Thereafter, in February, 1973, plaintiff examined the note and discovered that her husband had procured credit life insurance. She approached Amerson and he told her that her husband had cancelled the insurance but he could not find the check he had given to her husband in repayment of the premium. Plaintiff was unable to contact Amerson thereafter.

Amerson had executed a cashier’s check to Couillard in the sum of $206.67 which he backdated to June 3, 1971, the date the loan was made. He had typed on this check “Refund on CL Premium not used.” This check remained in the file. It was a false document.

After plaintiff paid off the loan on August 3, 1972, the Bank of New Mexico filed a claim with the insurance company. Amerson held plaintiff’s check until August 11, 1972, when he let the check clear plaintiff’s account. On August 24, 1972 (the date the note was marked paid), Amerson learned of the insurance claim when he received payment of Couillard’s loan from the insurance company.

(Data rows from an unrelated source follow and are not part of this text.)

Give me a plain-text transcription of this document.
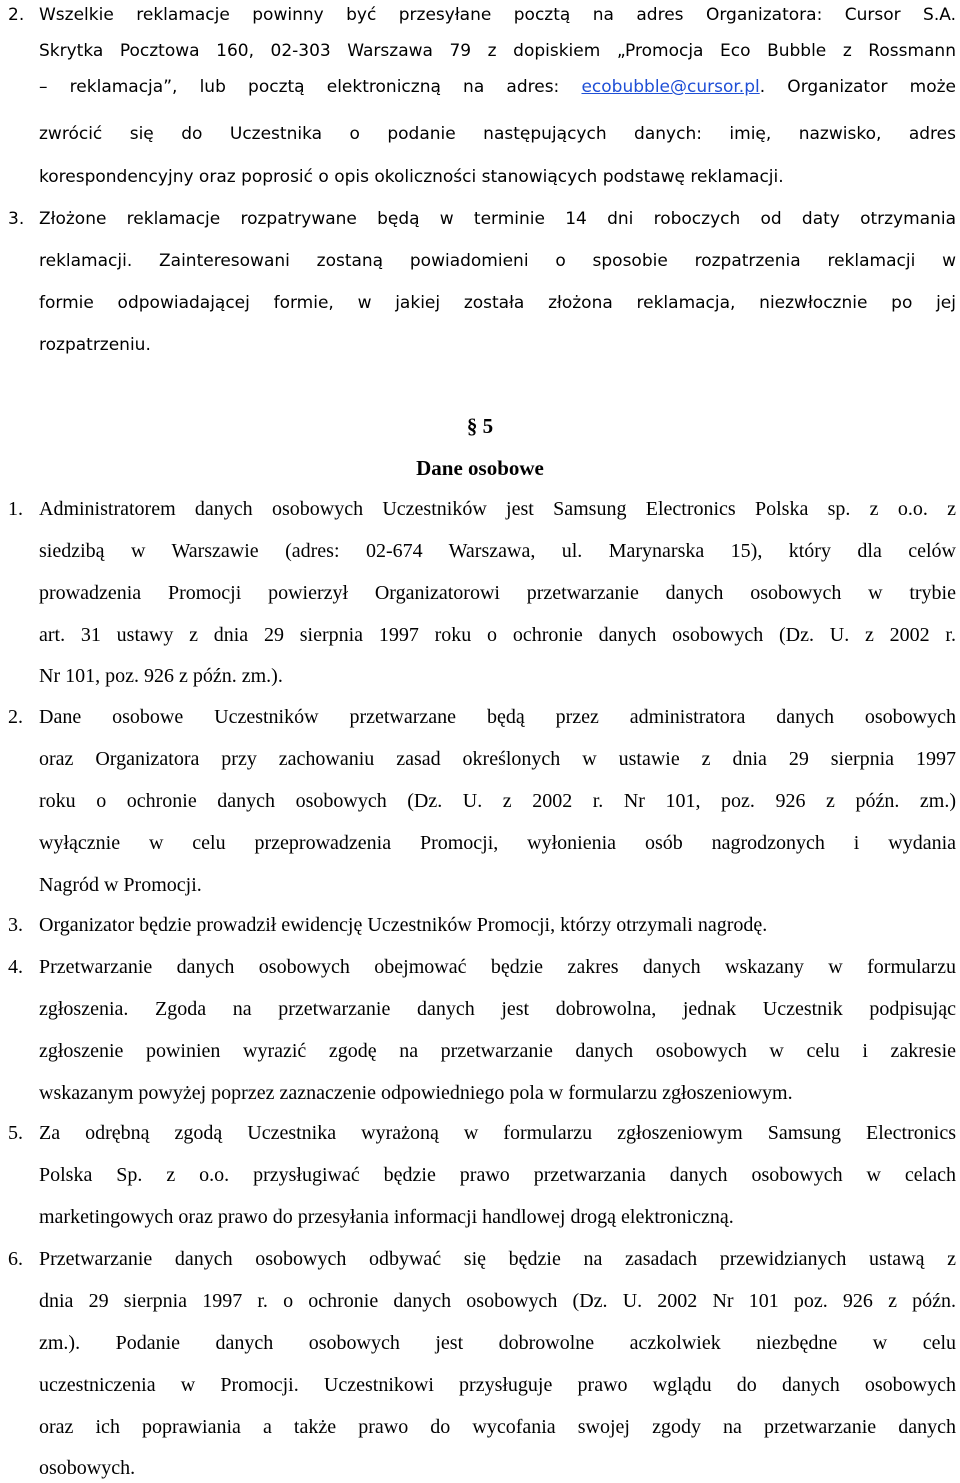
2. Wszelkie reklamacje powinny być przesyłane pocztą na adres Organizatora: Cursor S.A.
Skrytka Pocztowa 160, 02-303 Warszawa 79 z dopiskiem „Promocja Eco Bubble z Rossmann
– reklamacja”, lub pocztą elektroniczną na adres: ecobubble@cursor.pl. Organizator może
zwrócić się do Uczestnika o podanie następujących danych: imię, nazwisko, adres
korespondencyjny oraz poprosić o opis okoliczności stanowiących podstawę reklamacji.
3. Złożone reklamacje rozpatrywane będą w terminie 14 dni roboczych od daty otrzymania
reklamacji. Zainteresowani zostaną powiadomieni o sposobie rozpatrzenia reklamacji w
formie odpowiadającej formie, w jakiej została złożona reklamacja, niezwłocznie po jej
rozpatrzeniu.
§ 5
Dane osobowe
1. Administratorem danych osobowych Uczestników jest Samsung Electronics Polska sp. z o.o. z
siedzibą w Warszawie (adres: 02-674 Warszawa, ul. Marynarska 15), który dla celów
prowadzenia Promocji powierzył Organizatorowi przetwarzanie danych osobowych w trybie
art. 31 ustawy z dnia 29 sierpnia 1997 roku o ochronie danych osobowych (Dz. U. z 2002 r.
Nr 101, poz. 926 z późn. zm.).
2. Dane osobowe Uczestników przetwarzane będą przez administratora danych osobowych
oraz Organizatora przy zachowaniu zasad określonych w ustawie z dnia 29 sierpnia 1997
roku o ochronie danych osobowych (Dz. U. z 2002 r. Nr 101, poz. 926 z późn. zm.)
wyłącznie w celu przeprowadzenia Promocji, wyłonienia osób nagrodzonych i wydania
Nagród w Promocji.
3. Organizator będzie prowadził ewidencję Uczestników Promocji, którzy otrzymali nagrodę.
4. Przetwarzanie danych osobowych obejmować będzie zakres danych wskazany w formularzu
zgłoszenia. Zgoda na przetwarzanie danych jest dobrowolna, jednak Uczestnik podpisując
zgłoszenie powinien wyrazić zgodę na przetwarzanie danych osobowych w celu i zakresie
wskazanym powyżej poprzez zaznaczenie odpowiedniego pola w formularzu zgłoszeniowym.
5. Za odrębną zgodą Uczestnika wyrażoną w formularzu zgłoszeniowym Samsung Electronics
Polska Sp. z o.o. przysługiwać będzie prawo przetwarzania danych osobowych w celach
marketingowych oraz prawo do przesyłania informacji handlowej drogą elektroniczną.
6. Przetwarzanie danych osobowych odbywać się będzie na zasadach przewidzianych ustawą z
dnia 29 sierpnia 1997 r. o ochronie danych osobowych (Dz. U. 2002 Nr 101 poz. 926 z późn.
zm.). Podanie danych osobowych jest dobrowolne aczkolwiek niezbędne w celu
uczestniczenia w Promocji. Uczestnikowi przysługuje prawo wglądu do danych osobowych
oraz ich poprawiania a także prawo do wycofania swojej zgody na przetwarzanie danych
osobowych.
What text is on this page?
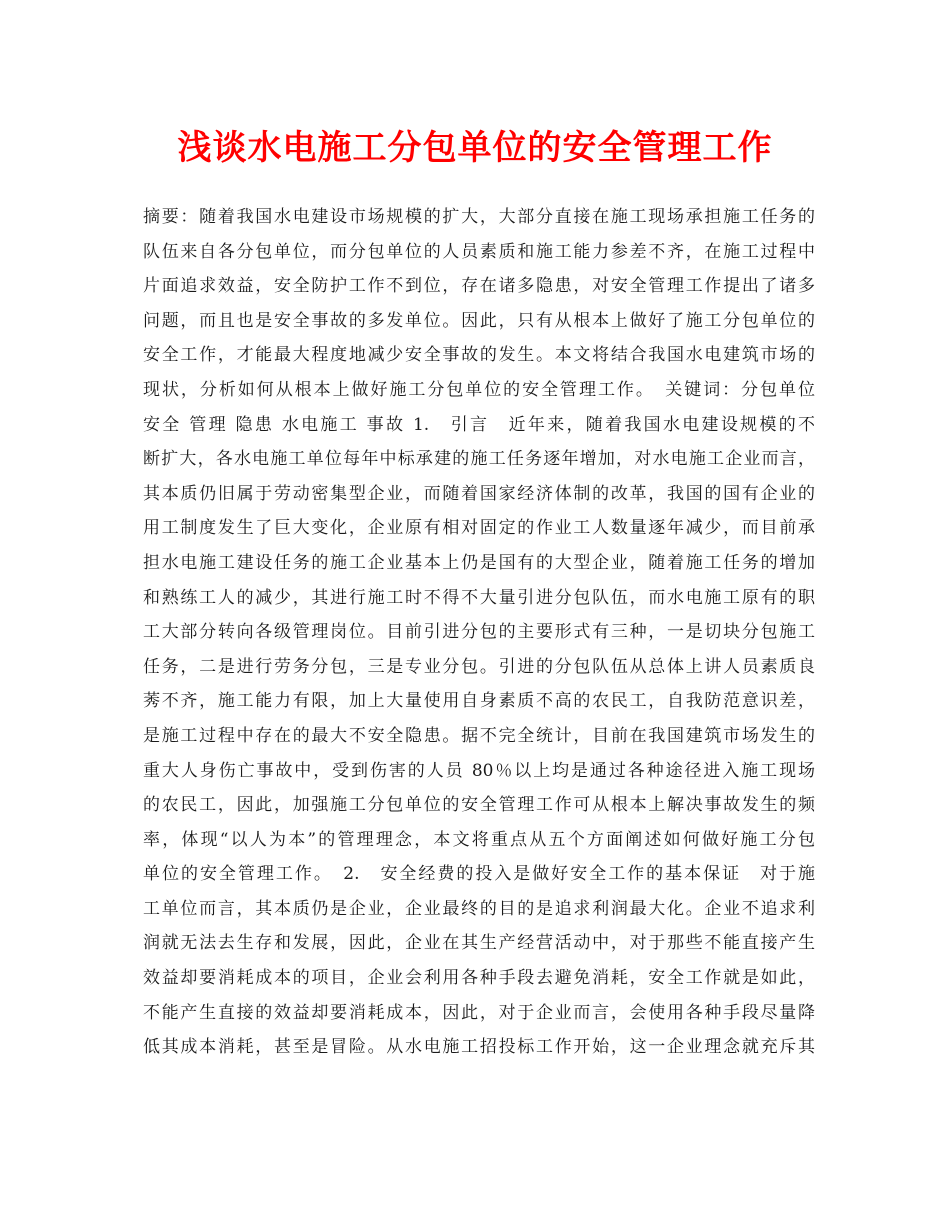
浅谈水电施工分包单位的安全管理工作
摘要：随着我国水电建设市场规模的扩大，大部分直接在施工现场承担施工任务的
队伍来自各分包单位，而分包单位的人员素质和施工能力参差不齐，在施工过程中
片面追求效益，安全防护工作不到位，存在诸多隐患，对安全管理工作提出了诸多
问题，而且也是安全事故的多发单位。因此，只有从根本上做好了施工分包单位的
安全工作，才能最大程度地减少安全事故的发生。本文将结合我国水电建筑市场的
现状，分析如何从根本上做好施工分包单位的安全管理工作。　关键词：分包单位
安全 管理 隐患 水电施工 事故 1.　引言　近年来，随着我国水电建设规模的不
断扩大，各水电施工单位每年中标承建的施工任务逐年增加，对水电施工企业而言，
其本质仍旧属于劳动密集型企业，而随着国家经济体制的改革，我国的国有企业的
用工制度发生了巨大变化，企业原有相对固定的作业工人数量逐年减少，而目前承
担水电施工建设任务的施工企业基本上仍是国有的大型企业，随着施工任务的增加
和熟练工人的减少，其进行施工时不得不大量引进分包队伍，而水电施工原有的职
工大部分转向各级管理岗位。目前引进分包的主要形式有三种，一是切块分包施工
任务，二是进行劳务分包，三是专业分包。引进的分包队伍从总体上讲人员素质良
莠不齐，施工能力有限，加上大量使用自身素质不高的农民工，自我防范意识差，
是施工过程中存在的最大不安全隐患。据不完全统计，目前在我国建筑市场发生的
重大人身伤亡事故中，受到伤害的人员 80％以上均是通过各种途径进入施工现场
的农民工，因此，加强施工分包单位的安全管理工作可从根本上解决事故发生的频
率，体现“以人为本”的管理理念，本文将重点从五个方面阐述如何做好施工分包
单位的安全管理工作。　2.　安全经费的投入是做好安全工作的基本保证　对于施
工单位而言，其本质仍是企业，企业最终的目的是追求利润最大化。企业不追求利
润就无法去生存和发展，因此，企业在其生产经营活动中，对于那些不能直接产生
效益却要消耗成本的项目，企业会利用各种手段去避免消耗，安全工作就是如此，
不能产生直接的效益却要消耗成本，因此，对于企业而言，会使用各种手段尽量降
低其成本消耗，甚至是冒险。从水电施工招投标工作开始，这一企业理念就充斥其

Amerson’s explanation of his wrongful conduct follows: He executed a cashier’s check made payable to the Bank of New Mexico in the sum of $5,218.61, the same amount as plaintiff’s check. He kept the original and a copy and sent a copy of the cashier’s check to the proof department. This came out as an asset of the Bank of New Mexico.

Amerson used the cashier’s check to keep three bad loans current until he could trace the people and recover the loans. As loans were made current, the balance of the cashier’s check would be used to execute another cashier’s check. This process continued until he exhausted the $5,218.61, and he never located the people to whom he had made bad loans. He undertook this procedure for fear of losing his job.

Plaintiff never contacted anyone else at the Bank of New Mexico concerning the status of this transaction and no one else at the bank was aware of it. The bank first knew of this transaction when it was served with a summons. Amerson was called in and told that his employment would be terminated or he could resign. No senior officer of the bank ratified, authorized or participated in the Couillard transaction.

B. Judgments Entered

Plaintiff’s motion for partial summary judgment against the Bank of New Mexico was granted, and plaintiff was awarded judgment in the sum of $5,563.90, the principal amount prayed for plus interest, and this was paid in full.

At the close of plaintiff’s case, the trial court directed a verdict for Bank of New Mexico on the issue of punitive damages because “there was no participation, ratification or authorization by the Bank of New Mexico.” Judgment was entered.

After the trial of the case, judgment was entered against Amerson for punitive damages based upon a verdict of the jury.

C. Bank of New Mexico was not subject to punitive damages.

The sole issue on appeal is whether the tortious conduct of Amerson can give rise to an issue of fact for the jury on a claim for punitive damages against the Bank of New Mexico.

The rule is well established in New Mexico that the principal, or master, is liable for punitive or exemplary damages only in cases where the principal or master has in some way authorized, participated in or ratified the acts of the agent or servant, which acts were wanton, oppressive malicious, fraudulent or criminal in nature.

Cases holding liability for punitive damages are: Galindo v. Western States Collection Company, 82 N.M. 149, 477 P.2d 325 (Ct.App.1970); Grandi v. LeSage, 74 N.M. 799, 399 P.2d 285 (1965); Bank of New Mexico v. Rice, 78 N.M. 170, 429 P.2d 368 (1967); Jones v. Citizens Bank of Clovis, 58 N.M. 48, 265 P.2d 366 (1954).

Not liable for punitive damages are: Sanchez v. Securities Acceptance Corp., 57 N.M. 512, 260 P.2d 703 (1953); Miera v. George, 55 N.M. 535, 237 P.2d 102 (1951); Stewart v. Potter, 44 N.M. 460, 104 P.2d 736 (1940); Loucks v. Albuquerque National Bank, 76 N.M. 735, 418 P.2d 191 (1966); Fredenburgh v. Allied Van Lines, Inc., 79 N.M. 593, 446 P.2d 868 (1968).

However, these cases have not reached the problem with which we are confronted. None of the New Mexico cases discussed the liability of a principal for the wrongful acts of an agent or servant like Amerson who was a branch manager and an officer of a national bank. This is a matter of first impression in New Mexico.